Quote Originally Posted by daviddem View Post
you are OOP on the turn against an opp who can only have two hands (50/50 chance he has either). One of these hands has 100% equity against yours, and the other has 0% equity against yours. So obviously against this range you have exactly 50% equity.
1) Do you generally prefer to bet or check and why? If there is no straight answer, please say in what kind of circumstances you would prefer to bet or check (opp's style, board texture, whatever factors would influence your decision)
2) When you prefer one of these two options for whatever reason, how much do you prefer it?

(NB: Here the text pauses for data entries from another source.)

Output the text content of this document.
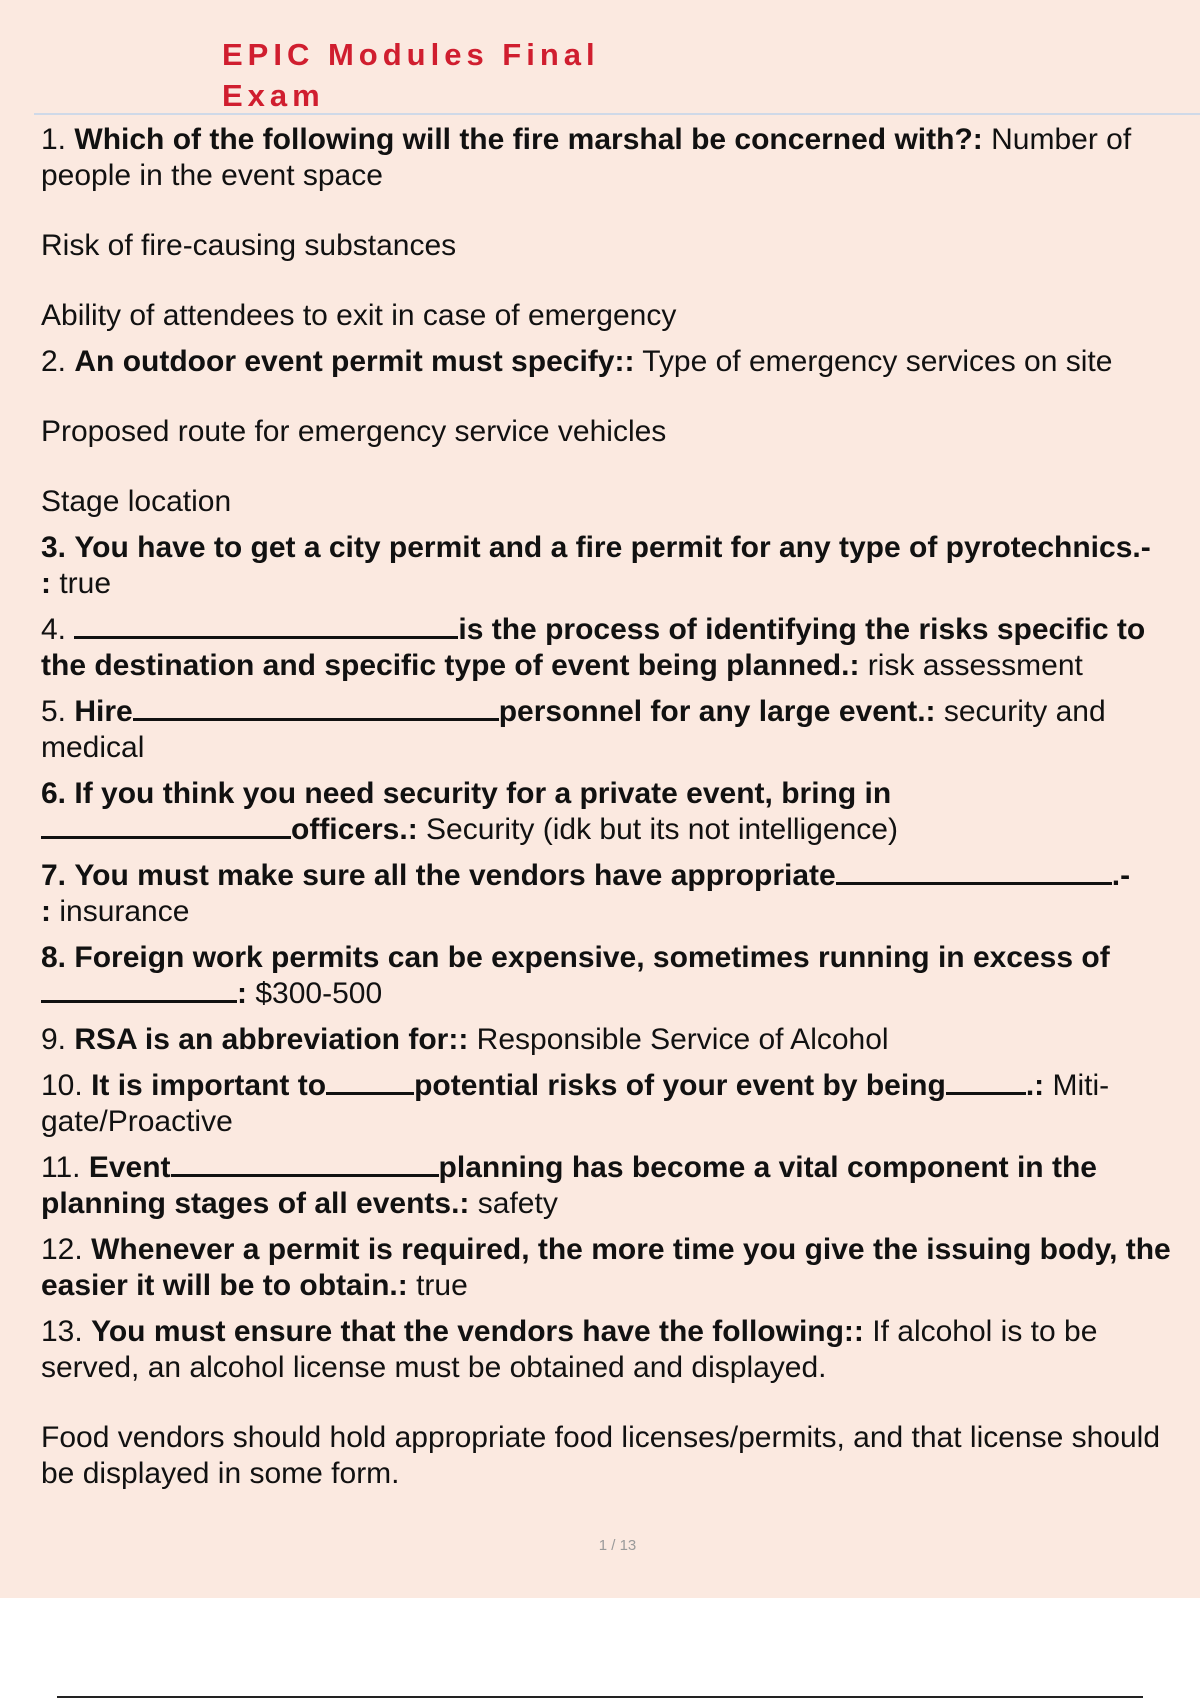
EPIC Modules Final
Exam

1. Which of the following will the fire marshal be concerned with?: Number of people in the event space

Risk of fire-causing substances

Ability of attendees to exit in case of emergency

2. An outdoor event permit must specify:: Type of emergency services on site

Proposed route for emergency service vehicles

Stage location

3. You have to get a city permit and a fire permit for any type of pyrotechnics.-
: true

4.	is the process of identifying the risks specific to the destination and specific type of event being planned.: risk assessment

5. Hire	personnel for any large event.: security and medical

6. If you think you need security for a private event, bring in
officers.: Security (idk but its not intelligence)

7. You must make sure all the vendors have appropriate	.-
: insurance

8. Foreign work permits can be expensive, sometimes running in excess of
: $300-500

9. RSA is an abbreviation for:: Responsible Service of Alcohol

10. It is important to	potential risks of your event by being	.: Miti-gate/Proactive

11. Event	planning has become a vital component in the planning stages of all events.: safety

12. Whenever a permit is required, the more time you give the issuing body, the easier it will be to obtain.: true

13. You must ensure that the vendors have the following:: If alcohol is to be served, an alcohol license must be obtained and displayed.

Food vendors should hold appropriate food licenses/permits, and that license should be displayed in some form.

1 / 13
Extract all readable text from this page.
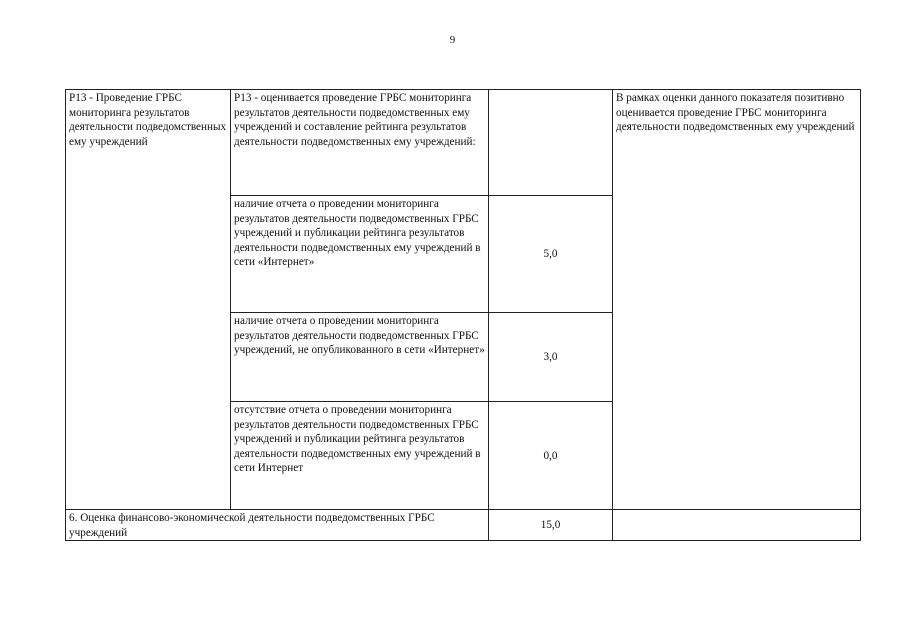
9
Р13 - Проведение ГРБС мониторинга результатов деятельности подведомственных ему учреждений	Р13 - оценивается проведение ГРБС мониторинга результатов деятельности подведомственных ему учреждений и составление рейтинга результатов деятельности подведомственных ему учреждений:		В рамках оценки данного показателя позитивно оценивается проведение ГРБС мониторинга деятельности подведомственных ему учреждений
	наличие отчета о проведении мониторинга результатов деятельности подведомственных ГРБС учреждений и публикации рейтинга результатов деятельности подведомственных ему учреждений в сети «Интернет»	5,0	
	наличие отчета о проведении мониторинга результатов деятельности подведомственных ГРБС учреждений, не опубликованного в сети «Интернет»	3,0	
	отсутствие отчета о проведении мониторинга результатов деятельности подведомственных ГРБС учреждений и публикации рейтинга результатов деятельности подведомственных ему учреждений в сети Интернет	0,0	
6. Оценка финансово-экономической деятельности подведомственных ГРБС учреждений		15,0	
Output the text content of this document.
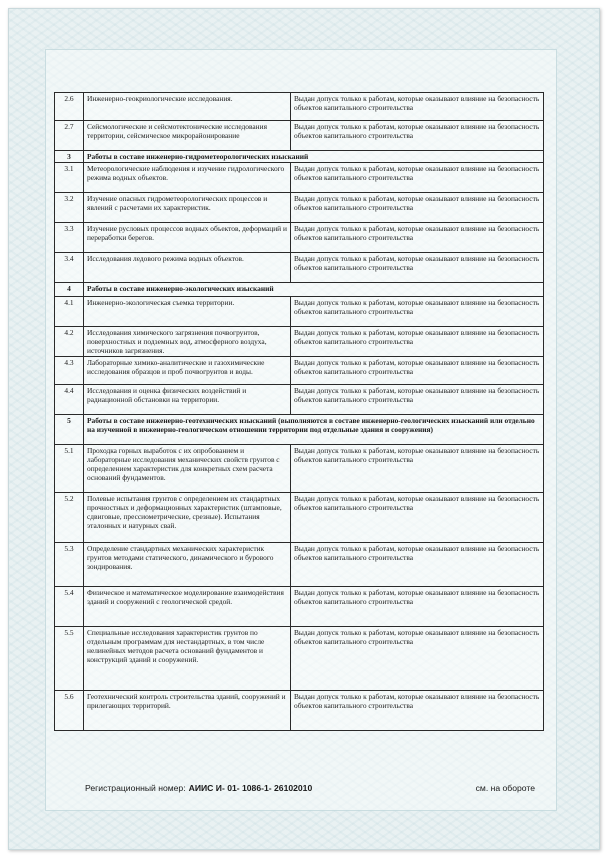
2.6	Инженерно-геокриологические исследования.	Выдан допуск только к работам, которые оказывают влияние на безопасность объектов капитального строительства
2.7	Сейсмологические и сейсмотектонические исследования территории, сейсмическое микрорайонирование	Выдан допуск только к работам, которые оказывают влияние на безопасность объектов капитального строительства
3	Работы в составе инженерно-гидрометеорологических изысканий	
3.1	Метеорологические наблюдения и изучение гидрологического режима водных объектов.	Выдан допуск только к работам, которые оказывают влияние на безопасность объектов капитального строительства
3.2	Изучение опасных гидрометеорологических процессов и явлений с расчетами их характеристик.	Выдан допуск только к работам, которые оказывают влияние на безопасность объектов капитального строительства
3.3	Изучение русловых процессов водных объектов, деформаций и переработки берегов.	Выдан допуск только к работам, которые оказывают влияние на безопасность объектов капитального строительства
3.4	Исследования ледового режима водных объектов.	Выдан допуск только к работам, которые оказывают влияние на безопасность объектов капитального строительства
4	Работы в составе инженерно-экологических изысканий	
4.1	Инженерно-экологическая съемка территории.	Выдан допуск только к работам, которые оказывают влияние на безопасность объектов капитального строительства
4.2	Исследования химического загрязнения почвогрунтов, поверхностных и подземных вод, атмосферного воздуха, источников загрязнения.	Выдан допуск только к работам, которые оказывают влияние на безопасность объектов капитального строительства
4.3	Лабораторные химико-аналитические и газохимические исследования образцов и проб почвогрунтов и воды.	Выдан допуск только к работам, которые оказывают влияние на безопасность объектов капитального строительства
4.4	Исследования и оценка физических воздействий и радиационной обстановки на территории.	Выдан допуск только к работам, которые оказывают влияние на безопасность объектов капитального строительства
5	Работы в составе инженерно-геотехнических изысканий (выполняются в составе инженерно-геологических изысканий или отдельно на изученной в инженерно-геологическом отношении территории под отдельные здания и сооружения)	
5.1	Проходка горных выработок с их опробованием и лабораторные исследования механических свойств грунтов с определением характеристик для конкретных схем расчета оснований фундаментов.	Выдан допуск только к работам, которые оказывают влияние на безопасность объектов капитального строительства
5.2	Полевые испытания грунтов с определением их стандартных прочностных и деформационных характеристик (штамповые, сдвиговые, прессиометрические, срезные). Испытания эталонных и натурных свай.	Выдан допуск только к работам, которые оказывают влияние на безопасность объектов капитального строительства
5.3	Определение стандартных механических характеристик грунтов методами статического, динамического и бурового зондирования.	Выдан допуск только к работам, которые оказывают влияние на безопасность объектов капитального строительства
5.4	Физическое и математическое моделирование взаимодействия зданий и сооружений с геологической средой.	Выдан допуск только к работам, которые оказывают влияние на безопасность объектов капитального строительства
5.5	Специальные исследования характеристик грунтов по отдельным программам для нестандартных, в том числе нелинейных методов расчета оснований фундаментов и конструкций зданий и сооружений.	Выдан допуск только к работам, которые оказывают влияние на безопасность объектов капитального строительства
5.6	Геотехнический контроль строительства зданий, сооружений и прилегающих территорий.	Выдан допуск только к работам, которые оказывают влияние на безопасность объектов капитального строительства
Регистрационный номер: АИИС И- 01- 1086-1- 26102010	см. на обороте
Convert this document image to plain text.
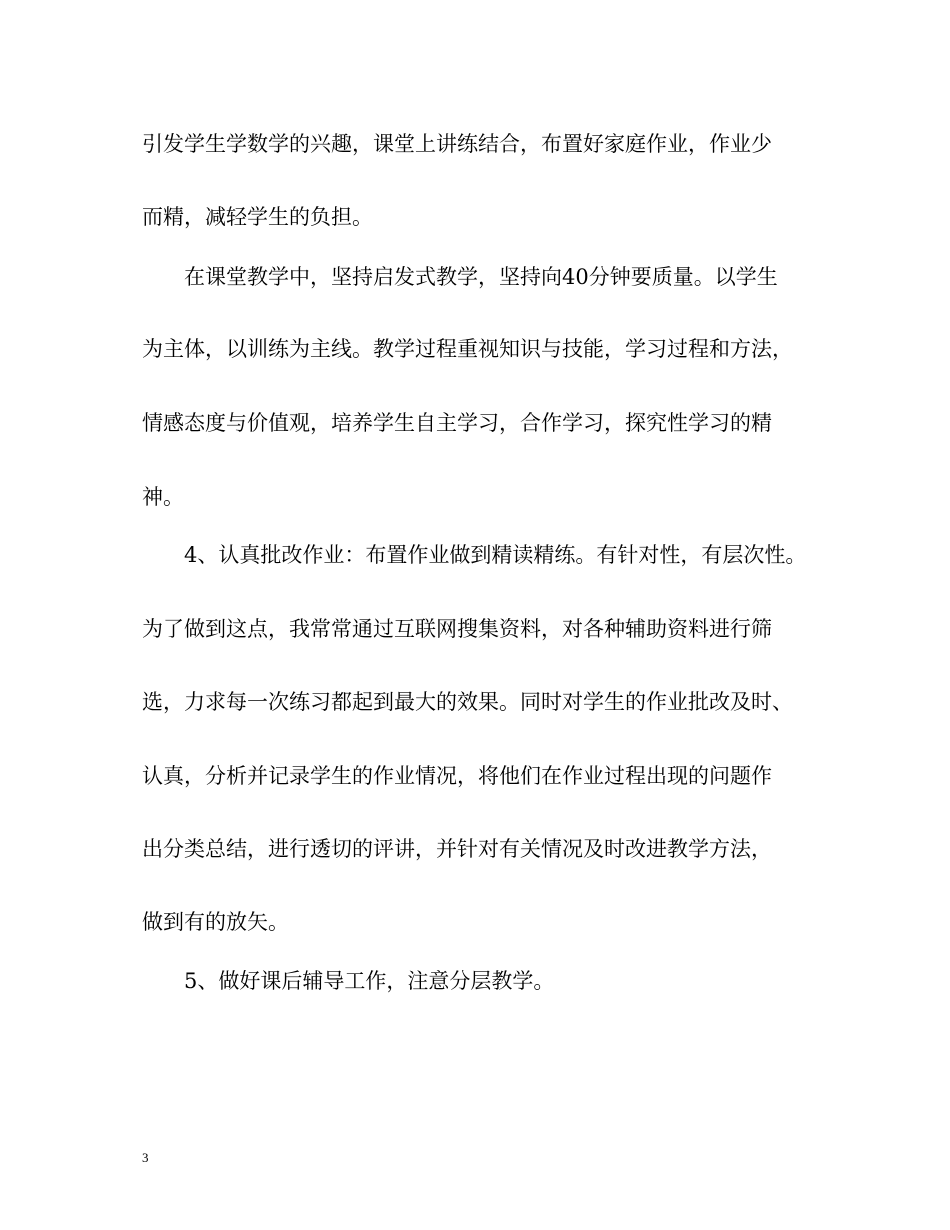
引发学生学数学的兴趣，课堂上讲练结合，布置好家庭作业，作业少
而精，减轻学生的负担。
　　在课堂教学中，坚持启发式教学，坚持向40分钟要质量。以学生
为主体，以训练为主线。教学过程重视知识与技能，学习过程和方法，
情感态度与价值观，培养学生自主学习，合作学习，探究性学习的精
神。
　　4、认真批改作业：布置作业做到精读精练。有针对性，有层次性。
为了做到这点，我常常通过互联网搜集资料，对各种辅助资料进行筛
选，力求每一次练习都起到最大的效果。同时对学生的作业批改及时、
认真，分析并记录学生的作业情况，将他们在作业过程出现的问题作
出分类总结，进行透切的评讲，并针对有关情况及时改进教学方法，
做到有的放矢。
　　5、做好课后辅导工作，注意分层教学。
3
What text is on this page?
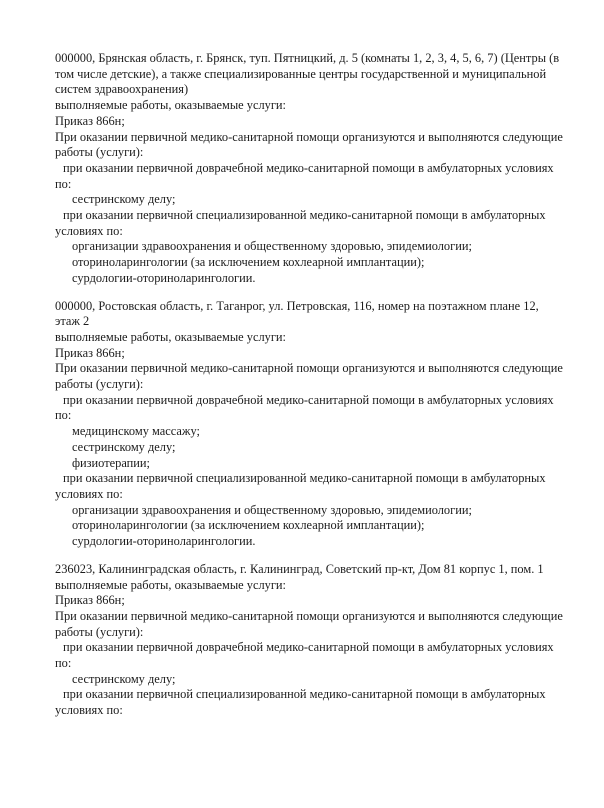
000000, Брянская область, г. Брянск, туп. Пятницкий, д. 5 (комнаты 1, 2, 3, 4, 5, 6, 7) (Центры (в
том числе детские), а также специализированные центры государственной и муниципальной
систем здравоохранения)
выполняемые работы, оказываемые услуги:
Приказ 866н;
При оказании первичной медико-санитарной помощи организуются и выполняются следующие
работы (услуги):
при оказании первичной доврачебной медико-санитарной помощи в амбулаторных условиях
по:
сестринскому делу;
при оказании первичной специализированной медико-санитарной помощи в амбулаторных
условиях по:
организации здравоохранения и общественному здоровью, эпидемиологии;
оториноларингологии (за исключением кохлеарной имплантации);
сурдологии-оториноларингологии.
000000, Ростовская область, г. Таганрог, ул. Петровская, 116, номер на поэтажном плане 12,
этаж 2
выполняемые работы, оказываемые услуги:
Приказ 866н;
При оказании первичной медико-санитарной помощи организуются и выполняются следующие
работы (услуги):
при оказании первичной доврачебной медико-санитарной помощи в амбулаторных условиях
по:
медицинскому массажу;
сестринскому делу;
физиотерапии;
при оказании первичной специализированной медико-санитарной помощи в амбулаторных
условиях по:
организации здравоохранения и общественному здоровью, эпидемиологии;
оториноларингологии (за исключением кохлеарной имплантации);
сурдологии-оториноларингологии.
236023, Калининградская область, г. Калининград, Советский пр-кт, Дом 81 корпус 1, пом. 1
выполняемые работы, оказываемые услуги:
Приказ 866н;
При оказании первичной медико-санитарной помощи организуются и выполняются следующие
работы (услуги):
при оказании первичной доврачебной медико-санитарной помощи в амбулаторных условиях
по:
сестринскому делу;
при оказании первичной специализированной медико-санитарной помощи в амбулаторных
условиях по:
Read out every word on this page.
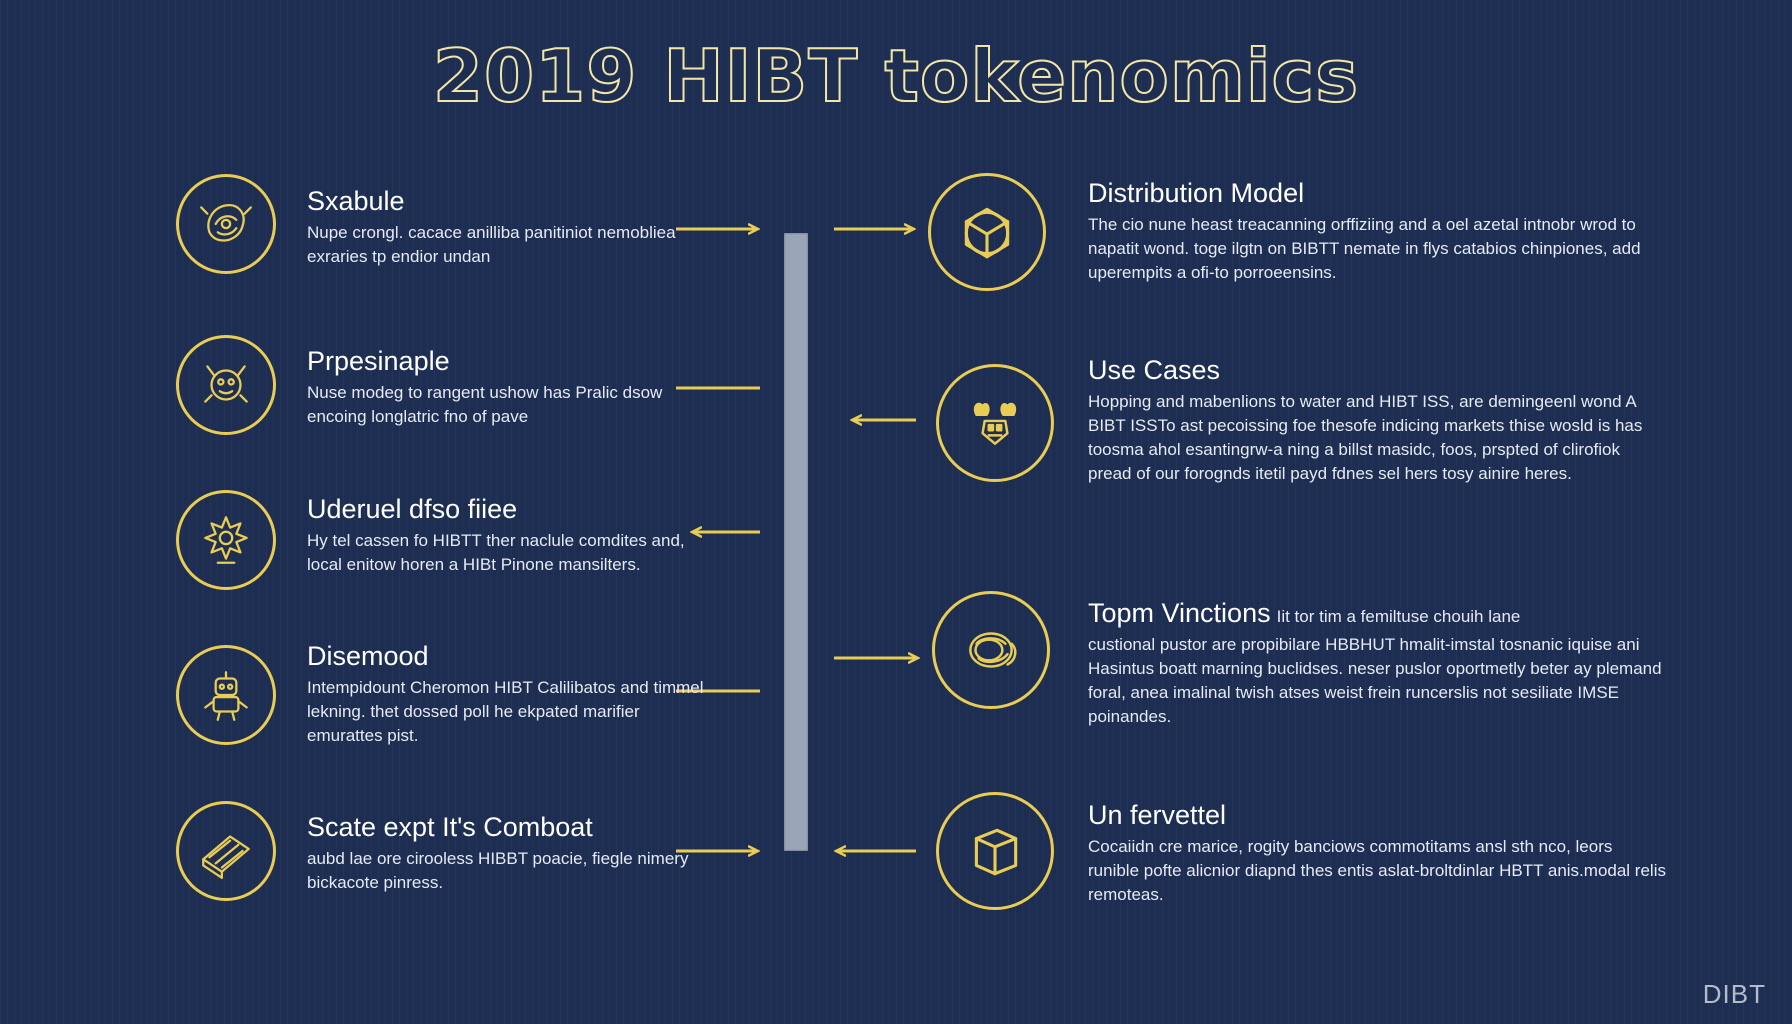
2019 HIBT tokenomics

Sxabule

Nupe crongl. cacace anilliba panitiniot nemobliea exraries tp endior undan

Prpesinaple

Nuse modeg to rangent ushow has Pralic dsow encoing longlatric fno of pave

Uderuel dfso fiiee

Hy tel cassen fo HIBTT ther naclule comdites and, local enitow horen a HIBt Pinone mansilters.

Disemood

Intempidount Cheromon HIBT Calilibatos and timmel lekning. thet dossed poll he ekpated marifier emurattes pist.

Scate expt It's Comboat

aubd lae ore cirooless HIBBT poacie, fiegle nimery bickacote pinress.

Distribution Model

The cio nune heast treacanning orffiziing and a oel azetal intnobr wrod to napatit wond. toge ilgtn on BIBTT nemate in flys catabios chinpiones, add uperempits a ofi-to porroeensins.

Use Cases

Hopping and mabenlions to water and HIBT ISS, are demingeenl wond A BIBT ISSTo ast pecoissing foe thesofe indicing markets thise wosld is has toosma ahol esantingrw-a ning a billst masidc, foos, prspted of clirofiok pread of our forognds itetil payd fdnes sel hers tosy ainire heres.

Topm Vinctions Iit tor tim a femiltuse chouih lane

custional pustor are propibilare HBBHUT hmalit-imstal tosnanic iquise ani Hasintus boatt marning buclidses. neser puslor oportmetly beter ay plemand foral, anea imalinal twish atses weist frein runcerslis not sesiliate IMSE poinandes.

Un fervettel

Cocaiidn cre marice, rogity banciows commotitams ansl sth nco, leors runible pofte alicnior diapnd thes entis aslat-broltdinlar HBTT anis.modal relis remoteas.

DIBT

In other words, if you have 49% equity instead of 50, does that affect your decision? 45%? 40%?
1 - it depends on his what he does with each. the only way betting can NOT be of a lesser EV than checking is if he calls 100% of betsizes with all of his range on 100% of remaining streets in the hand (in this case, turn and river), in which case you have 50% equity over both those streets (hopefully you notice here that it's almost never so cut and dry as having either 100% or 0% equity when there are still cards to come, and this influences our decision, but it's helpful from a theoretical understanding perspective to use these exhaggerated examples) against his calling range and betting has a neutral expectation (ie it merely serves to increase variance). however, if he has 6 combos which have 100% equity against us, and 6 which have 0%, but he only calls with the range we beat 5/6 times, and never folds a better hand, our value-bet has a negative expectation in a vacuum, because when he calls, we lose that bet 7/12 times, and win only 5/12

2 - not sure exactly what you mean by this but i'll try to answer. pretend we are on the river in a certain spot (implication being hands of lesser value than ours have no equity, and hands stronger have 100% equity), if we have 50% or greater equity against villain's calling range to a particular betsize, the bet has a positive expectation. obviously if we beat 55% of his calling range, our EV is higher than if we only beat 51%. and 60% is better than 54% etc etc. note however that if villain ever bluffs us with a worse hand, this equity edge is negated, and so we want a slightly higher equity edge to compensate for the times we are incorrectly made to fold the best hand. i hope that goes some to way to answering your question.